I didn't have to wait long. I got called back that night because the IV wasn't working. I went to take a look. The dressing I had so carefully places was partially pulled back, and a fly was crawling on the bloody joint where the IV joins the catheter. "Nice," I thought. There was dried blood and feeding flies on the tape I'd used earlier to secure the line to the leg and prevent any unnecessary tension on the catheter/tubing junction. I do this on purpose because they have no screw-on Leur lock connections here... everything is slip tip, making it exceptionally easy for IV sets to come apart. This is by design, as there are no such things as 3-way stop cocks which would otherwise allow IV injections to be made without any disconnecting of the IV drip set tubing. To uninitiated eyes, the filth and lack of care and cleanliness is simply revolting. It's just that patients, no... people survive, and rarely thrive, in this dirty world. Or, they do not live at all.
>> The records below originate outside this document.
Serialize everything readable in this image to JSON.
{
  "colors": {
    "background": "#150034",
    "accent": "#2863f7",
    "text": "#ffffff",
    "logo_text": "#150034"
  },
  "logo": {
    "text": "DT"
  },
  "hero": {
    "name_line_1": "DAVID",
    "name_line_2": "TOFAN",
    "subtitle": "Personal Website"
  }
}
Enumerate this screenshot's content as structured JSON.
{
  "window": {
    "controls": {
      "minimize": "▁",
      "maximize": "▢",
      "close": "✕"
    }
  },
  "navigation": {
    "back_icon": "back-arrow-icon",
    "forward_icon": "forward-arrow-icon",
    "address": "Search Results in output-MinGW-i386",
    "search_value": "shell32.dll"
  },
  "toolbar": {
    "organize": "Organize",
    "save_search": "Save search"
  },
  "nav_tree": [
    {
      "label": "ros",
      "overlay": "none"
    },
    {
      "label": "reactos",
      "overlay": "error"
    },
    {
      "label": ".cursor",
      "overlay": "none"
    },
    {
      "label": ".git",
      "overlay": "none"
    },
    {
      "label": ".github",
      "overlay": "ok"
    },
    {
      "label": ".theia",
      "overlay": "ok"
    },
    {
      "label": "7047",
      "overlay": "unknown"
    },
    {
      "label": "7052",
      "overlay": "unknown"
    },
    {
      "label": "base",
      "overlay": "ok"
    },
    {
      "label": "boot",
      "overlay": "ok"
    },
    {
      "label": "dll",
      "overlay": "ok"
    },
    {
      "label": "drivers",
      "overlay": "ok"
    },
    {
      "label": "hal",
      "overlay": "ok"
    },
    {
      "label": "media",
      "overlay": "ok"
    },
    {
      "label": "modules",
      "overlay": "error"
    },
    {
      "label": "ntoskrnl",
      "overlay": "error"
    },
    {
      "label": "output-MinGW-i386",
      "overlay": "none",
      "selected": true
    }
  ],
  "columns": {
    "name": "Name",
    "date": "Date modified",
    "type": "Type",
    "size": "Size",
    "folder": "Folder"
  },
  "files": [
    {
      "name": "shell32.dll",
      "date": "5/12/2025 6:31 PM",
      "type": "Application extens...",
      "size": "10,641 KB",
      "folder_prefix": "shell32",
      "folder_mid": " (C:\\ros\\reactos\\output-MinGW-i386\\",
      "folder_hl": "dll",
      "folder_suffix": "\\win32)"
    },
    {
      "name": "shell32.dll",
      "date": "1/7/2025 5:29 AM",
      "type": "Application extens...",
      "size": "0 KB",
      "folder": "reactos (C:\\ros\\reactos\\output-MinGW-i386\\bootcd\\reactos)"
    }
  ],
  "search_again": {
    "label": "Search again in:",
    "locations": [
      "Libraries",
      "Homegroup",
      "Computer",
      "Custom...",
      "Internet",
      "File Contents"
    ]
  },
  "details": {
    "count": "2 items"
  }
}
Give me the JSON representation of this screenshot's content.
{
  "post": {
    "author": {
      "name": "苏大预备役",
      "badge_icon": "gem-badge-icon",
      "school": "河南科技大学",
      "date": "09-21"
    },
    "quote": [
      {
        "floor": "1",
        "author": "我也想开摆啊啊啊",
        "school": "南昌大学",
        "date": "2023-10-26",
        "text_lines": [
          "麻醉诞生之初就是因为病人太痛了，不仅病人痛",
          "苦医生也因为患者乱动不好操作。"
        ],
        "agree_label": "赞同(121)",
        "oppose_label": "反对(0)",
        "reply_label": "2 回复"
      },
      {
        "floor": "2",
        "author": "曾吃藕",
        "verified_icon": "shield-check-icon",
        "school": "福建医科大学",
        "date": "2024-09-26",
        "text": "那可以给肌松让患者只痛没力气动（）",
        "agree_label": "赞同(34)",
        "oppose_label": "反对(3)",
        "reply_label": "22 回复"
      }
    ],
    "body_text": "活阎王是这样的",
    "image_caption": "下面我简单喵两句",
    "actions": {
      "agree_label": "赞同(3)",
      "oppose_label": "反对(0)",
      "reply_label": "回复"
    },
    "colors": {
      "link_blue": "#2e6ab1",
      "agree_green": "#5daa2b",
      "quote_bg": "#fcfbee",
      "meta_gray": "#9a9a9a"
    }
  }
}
I took of the tegaderm dressing, pulled the catheter back a bit, got it running again, redressed it, and went back home to go to bed. I was glad to see that in the morning, the blood transfusion had been completed, and there was enough fluid in those little veins so that another IV could be started... since my femoral line had infiltrated (or something), and then removed.


Things you don't want to hear in the mission field: "Say... what's your blood type?"